After upgrading to snv_121, I have not found any problem with it…. well, until 2 days ago.  I have 2 directory on a ZFS RAIDZ volume that I could not access.

This is a simple 5 bay, port multiplier enabled (Silicon Image, Sil3726 I believe) enclosure, connected to the NAS box via a USB2 to eSATA converter which I have mentioned before.  Each bay is a 1TB drive of various makes.

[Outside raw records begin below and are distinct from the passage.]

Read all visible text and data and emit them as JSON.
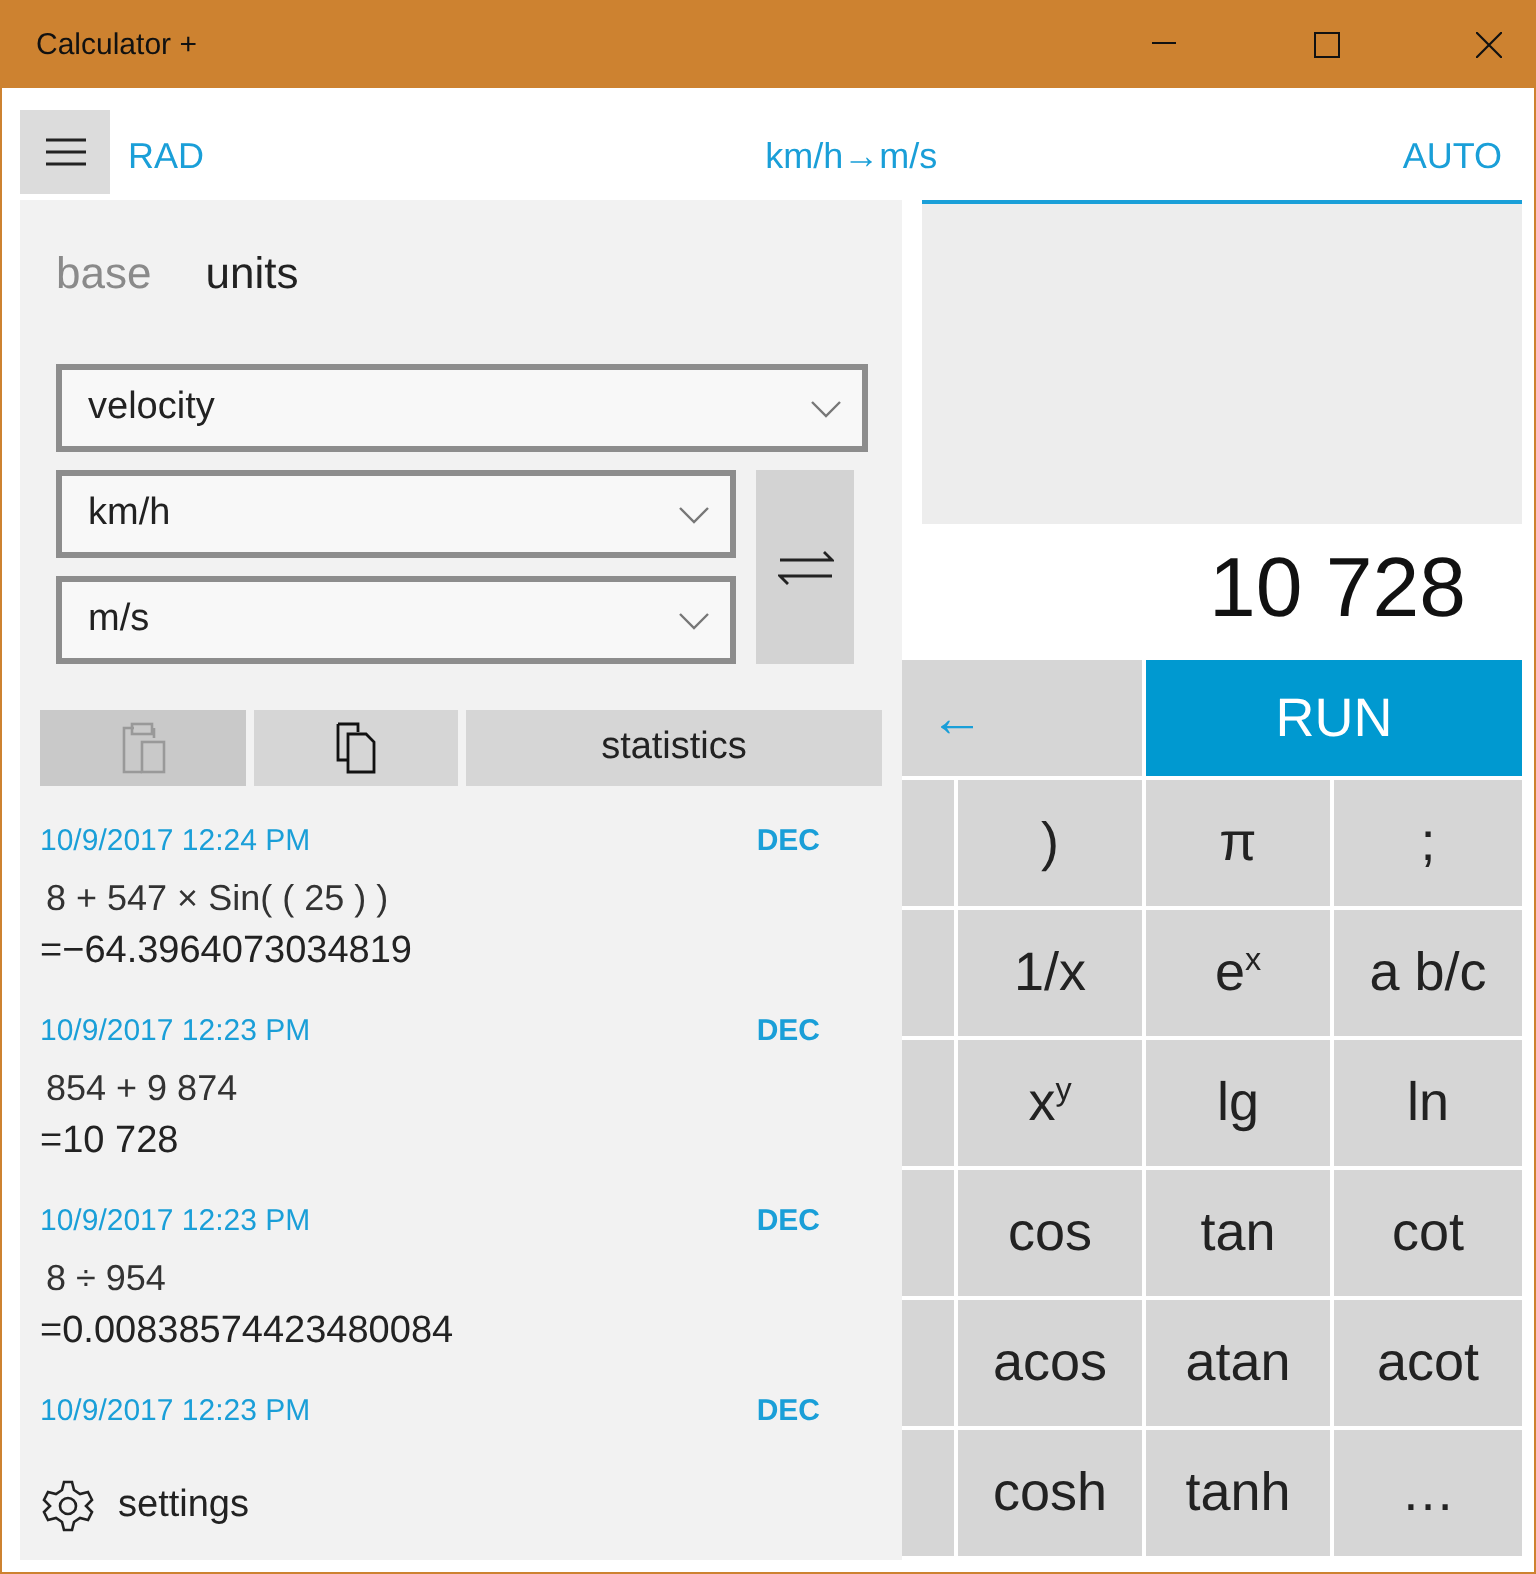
{
  "window": {
    "title": "Calculator +"
  },
  "toolbar": {
    "angle_mode": "RAD",
    "conversion": "km/h→m/s",
    "mode": "AUTO"
  },
  "panel": {
    "tabs": [
      {
        "label": "base",
        "selected": false
      },
      {
        "label": "units",
        "selected": true
      }
    ],
    "category": "velocity",
    "from_unit": "km/h",
    "to_unit": "m/s",
    "actions": [
      {
        "kind": "paste",
        "disabled": true
      },
      {
        "kind": "copy",
        "disabled": false
      },
      {
        "kind": "text",
        "label": "statistics",
        "disabled": false
      }
    ],
    "history": [
      {
        "time": "10/9/2017 12:24 PM",
        "base": "DEC",
        "expression": "8 + 547 × Sin( ( 25 ) )",
        "result": "=−64.3964073034819"
      },
      {
        "time": "10/9/2017 12:23 PM",
        "base": "DEC",
        "expression": "854 + 9 874",
        "result": "=10 728"
      },
      {
        "time": "10/9/2017 12:23 PM",
        "base": "DEC",
        "expression": "8 ÷ 954",
        "result": "=0.00838574423480084"
      },
      {
        "time": "10/9/2017 12:23 PM",
        "base": "DEC"
      }
    ],
    "settings_label": "settings"
  },
  "display": {
    "value": "10 728"
  },
  "keypad": {
    "backspace": "←",
    "run": "RUN",
    "rows": [
      [
        ")",
        "π",
        ";"
      ],
      [
        "1/x",
        "e$^{x}$",
        "a b/c"
      ],
      [
        "x$^{y}$",
        "lg",
        "ln"
      ],
      [
        "cos",
        "tan",
        "cot"
      ],
      [
        "acos",
        "atan",
        "acot"
      ],
      [
        "cosh",
        "tanh",
        "…"
      ]
    ]
  }
}
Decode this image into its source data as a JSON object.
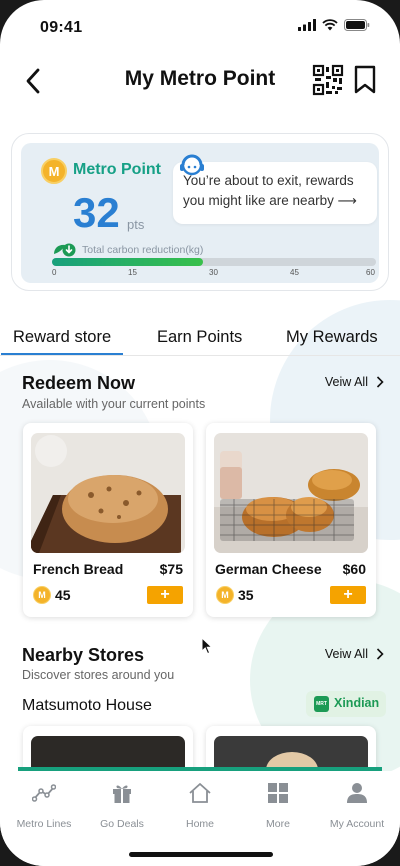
{
  "status_bar": {
    "time": "09:41"
  },
  "header": {
    "title": "My Metro Point"
  },
  "points_card": {
    "badge_letter": "M",
    "label": "Metro Point",
    "points": "32",
    "unit": "pts",
    "exit_message_line1": "You’re about to exit, rewards",
    "exit_message_line2": "you might like are nearby ⟶",
    "carbon_label": "Total carbon reduction(kg)",
    "carbon_value": 28,
    "carbon_ticks": [
      "0",
      "15",
      "30",
      "45",
      "60"
    ],
    "carbon_max": 60
  },
  "tabs": [
    {
      "label": "Reward store",
      "active": true
    },
    {
      "label": "Earn Points",
      "active": false
    },
    {
      "label": "My Rewards",
      "active": false
    }
  ],
  "redeem": {
    "title": "Redeem Now",
    "subtitle": "Available with your current points",
    "view_all": "Veiw All",
    "products": [
      {
        "name": "French Bread",
        "price": "$75",
        "points": "45",
        "add": "+"
      },
      {
        "name": "German Cheese",
        "price": "$60",
        "points": "35",
        "add": "+"
      }
    ]
  },
  "nearby": {
    "title": "Nearby Stores",
    "subtitle": "Discover stores around you",
    "view_all": "Veiw All",
    "store_name": "Matsumoto House",
    "district": "Xindian",
    "district_icon_text": "MRT"
  },
  "bottom_nav": [
    {
      "label": "Metro Lines",
      "icon": "metro-lines-icon"
    },
    {
      "label": "Go Deals",
      "icon": "gift-icon"
    },
    {
      "label": "Home",
      "icon": "home-icon"
    },
    {
      "label": "More",
      "icon": "grid-icon"
    },
    {
      "label": "My Account",
      "icon": "person-icon"
    }
  ],
  "colors": {
    "accent_blue": "#2a7fd2",
    "accent_green": "#16a086",
    "accent_orange": "#f5a300",
    "coin_gold": "#f4b32a"
  }
}
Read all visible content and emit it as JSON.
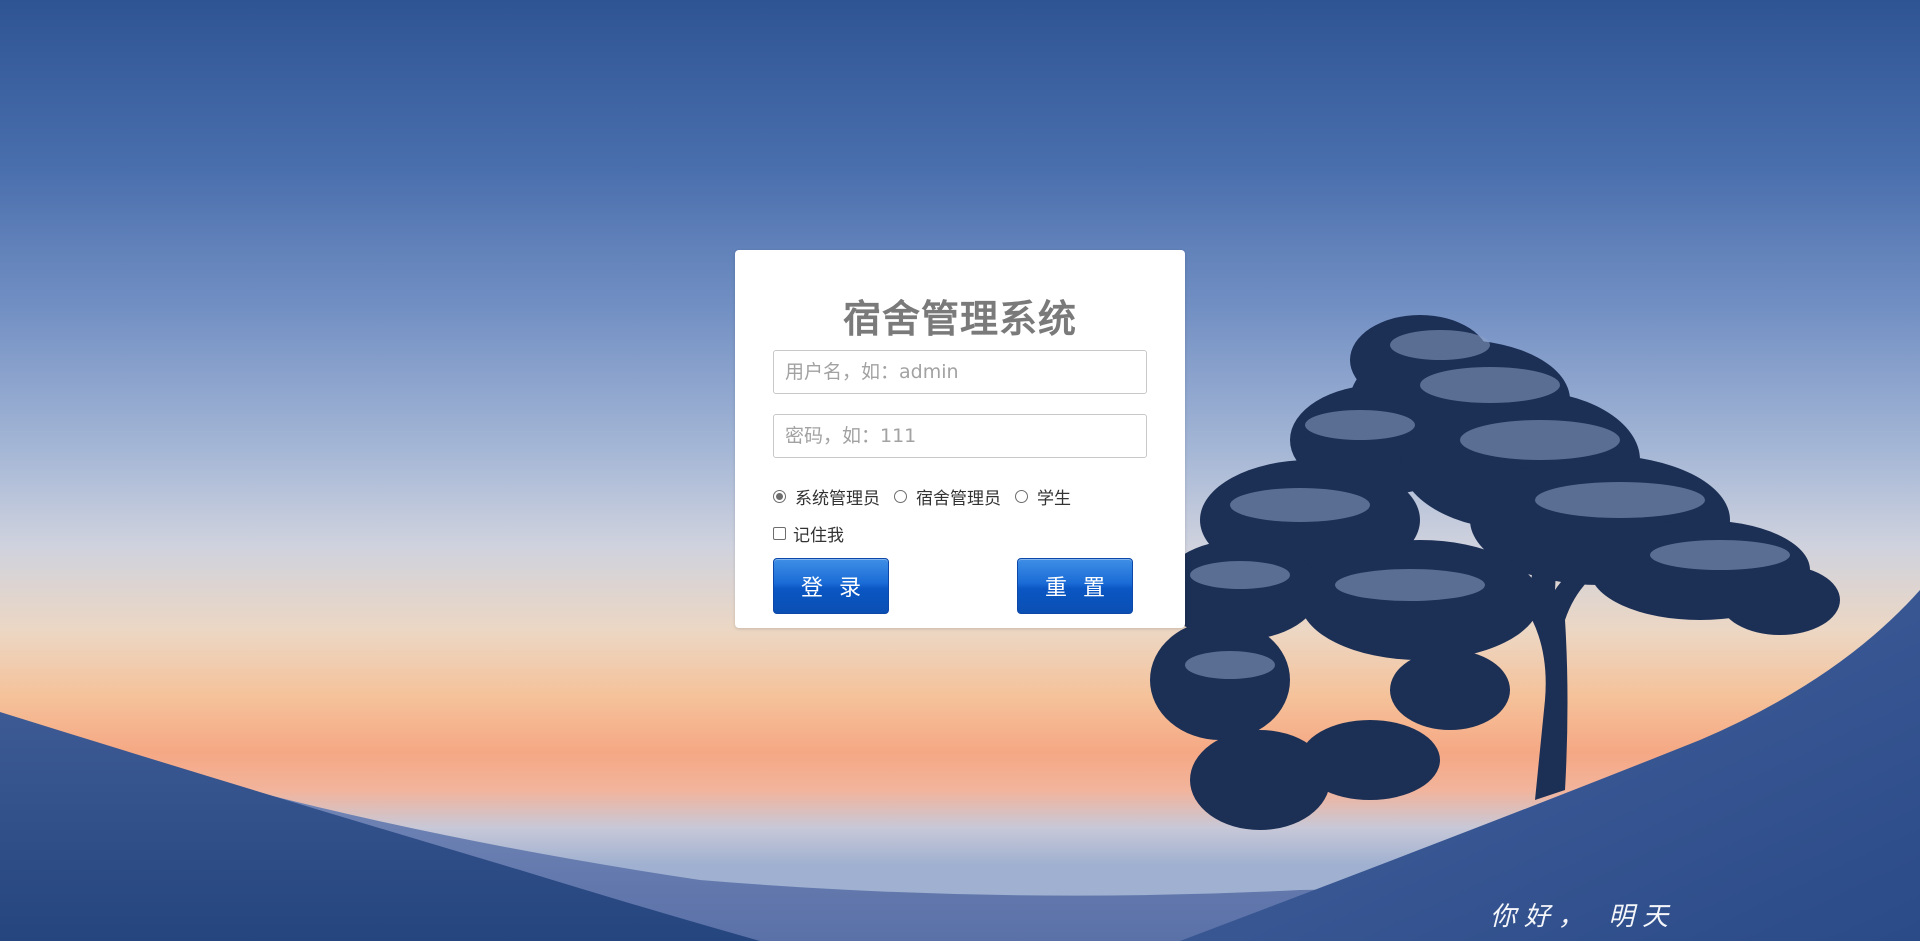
{
  "login": {
    "title": "宿舍管理系统",
    "username_placeholder": "用户名，如：admin",
    "username_value": "",
    "password_placeholder": "密码，如：111",
    "password_value": "",
    "roles": [
      {
        "label": "系统管理员",
        "selected": true
      },
      {
        "label": "宿舍管理员",
        "selected": false
      },
      {
        "label": "学生",
        "selected": false
      }
    ],
    "remember_label": "记住我",
    "remember_checked": false,
    "login_button": "登录",
    "reset_button": "重置"
  },
  "background": {
    "greeting_text": "你好， 明天"
  },
  "colors": {
    "button_blue": "#0a56c4",
    "title_gray": "#7a7a7a"
  }
}
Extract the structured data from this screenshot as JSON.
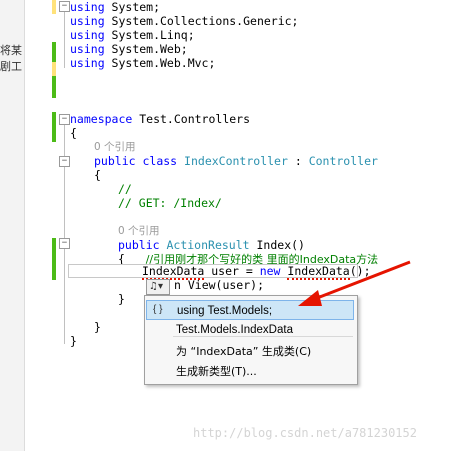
{
  "left_panel": {
    "text1": "将某",
    "text2": "剧工"
  },
  "code": {
    "using1": "using System;",
    "using2": "using System.Collections.Generic;",
    "using3": "using System.Linq;",
    "using4": "using System.Web;",
    "using5": "using System.Web.Mvc;",
    "ns_kw": "namespace",
    "ns_name": " Test.Controllers",
    "brace_open": "{",
    "ref_class": "0 个引用",
    "cls_public": "public",
    "cls_class": "class",
    "cls_name": "IndexController",
    "cls_colon": " : ",
    "cls_base": "Controller",
    "cls_brace_open": "{",
    "comment1": "//",
    "comment2": "// GET: /Index/",
    "ref_method": "0 个引用",
    "m_public": "public",
    "m_type": "ActionResult",
    "m_sig": " Index()",
    "m_brace_open": "{",
    "m_comment": "//引用刚才那个写好的类 里面的IndexData方法",
    "line_type": "IndexData",
    "line_rest": " user = ",
    "line_new": "new",
    "line_type2": "IndexData",
    "line_end": "();",
    "return_rest": "n View(user);",
    "m_brace_close": "}",
    "cls_brace_close": "}",
    "brace_close": "}"
  },
  "smart_tag": {
    "label": "♫▾"
  },
  "menu": {
    "item1": "using Test.Models;",
    "item2": "Test.Models.IndexData",
    "item3": "为 “IndexData” 生成类(C)",
    "item4": "生成新类型(T)...",
    "item1_icon": "{ }"
  },
  "watermark": "http://blog.csdn.net/a781230152",
  "colors": {
    "keyword": "#0000ff",
    "type": "#2b91af",
    "comment": "#008000",
    "arrow": "#e51400"
  }
}
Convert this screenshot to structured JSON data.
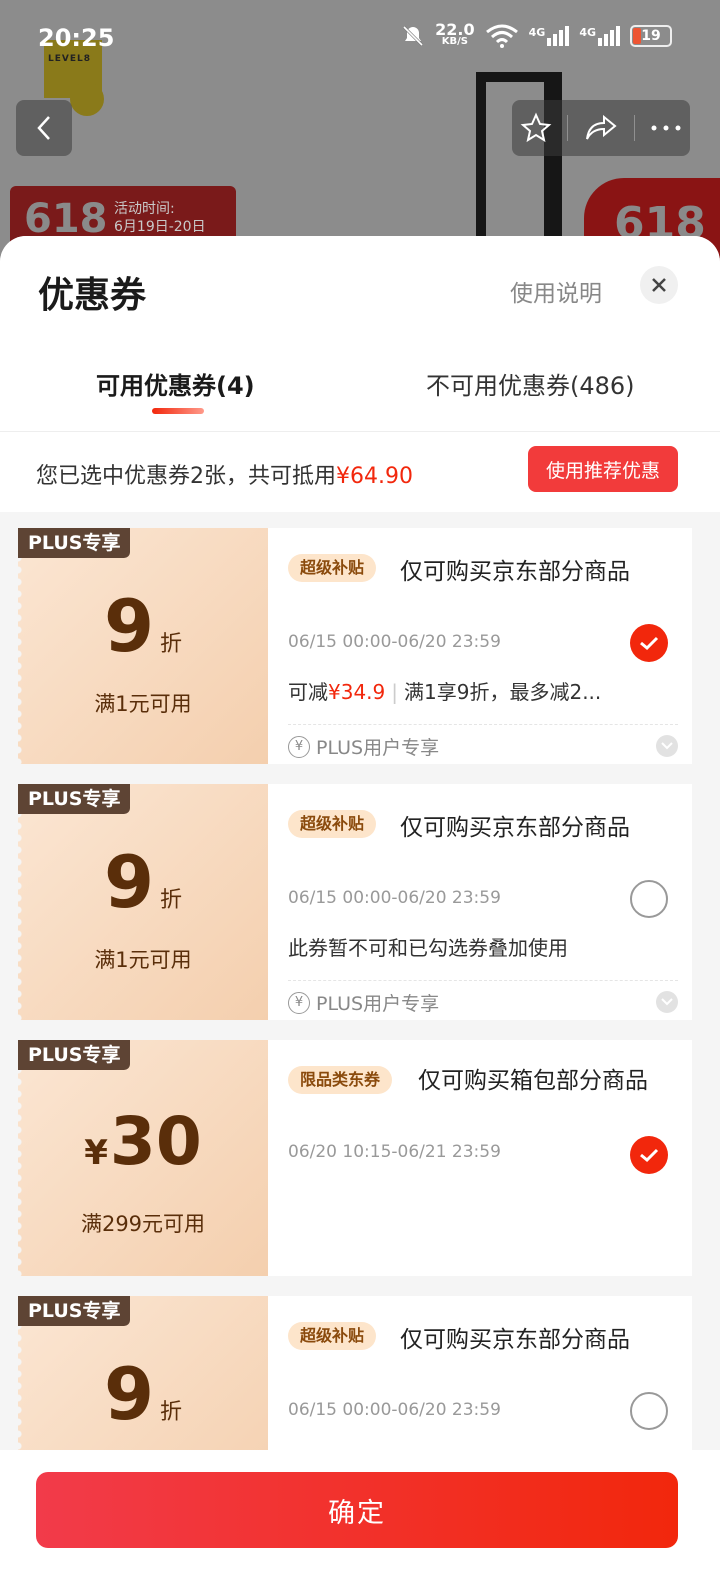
{
  "status_bar": {
    "time": "20:25",
    "net_speed": "22.0",
    "net_unit": "KB/S",
    "signal_1": "4G",
    "signal_2": "4G",
    "battery": "19"
  },
  "background": {
    "brand": "LEVEL8",
    "promo_big": "618",
    "promo_line1": "活动时间:",
    "promo_line2": "6月19日-20日",
    "promo_right": "618"
  },
  "sheet": {
    "title": "优惠券",
    "help": "使用说明",
    "tabs": [
      {
        "label": "可用优惠券(4)"
      },
      {
        "label": "不可用优惠券(486)"
      }
    ],
    "summary_prefix": "您已选中优惠券2张，共可抵用",
    "summary_amount": "¥64.90",
    "recommend_button": "使用推荐优惠"
  },
  "coupons": [
    {
      "badge": "PLUS专享",
      "value": "9",
      "unit": "折",
      "condition": "满1元可用",
      "tag": "超级补贴",
      "title": "仅可购买京东部分商品",
      "date": "06/15 00:00-06/20 23:59",
      "desc_prefix": "可减",
      "desc_amount": "¥34.9",
      "desc_rule": "满1享9折，最多减2...",
      "footer": "PLUS用户专享",
      "selected": true
    },
    {
      "badge": "PLUS专享",
      "value": "9",
      "unit": "折",
      "condition": "满1元可用",
      "tag": "超级补贴",
      "title": "仅可购买京东部分商品",
      "date": "06/15 00:00-06/20 23:59",
      "desc": "此券暂不可和已勾选券叠加使用",
      "footer": "PLUS用户专享",
      "selected": false
    },
    {
      "badge": "PLUS专享",
      "currency": "¥",
      "value": "30",
      "condition": "满299元可用",
      "tag": "限品类东券",
      "title": "仅可购买箱包部分商品",
      "date": "06/20 10:15-06/21 23:59",
      "selected": true
    },
    {
      "badge": "PLUS专享",
      "value": "9",
      "unit": "折",
      "tag": "超级补贴",
      "title": "仅可购买京东部分商品",
      "date": "06/15 00:00-06/20 23:59",
      "selected": false
    }
  ],
  "confirm_button": "确定"
}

I performed a scrub and to my surprise, there were a few errors, but thanks to the RAIDZ, nothing is lost.  The scrub finished without any issue, but I still could not access the 2 directories over CIFS.  I can access other directories just fine.  When I ssh into the box, the content of the directory is intact… this would point to the CIFS/SMB service being the source of the issue.

I tried to copy the content to another directory within the same volume using simple cp or rsync.  Strangely, the new directory also could not be access over CIFS/SMB.  I am suspecting that the UTF-8 filenames of files might have something to do with it.  Since I first observed this problem in snv_121, I thought, why not boot to snv_118 with the wonderful snapshot that each upgrade took before the installation.

So I chose to boot to the previous snapshot.  Then tried to access the drive…. DRIVES WERE NOT ACCESSABLE!  Perform a zpool status, showed that the volume I had issue with was OFFLINE, all the HD in the enclosure was indicated as OFFLINE.  “My God, did I lose everything?!”  I thought to myself.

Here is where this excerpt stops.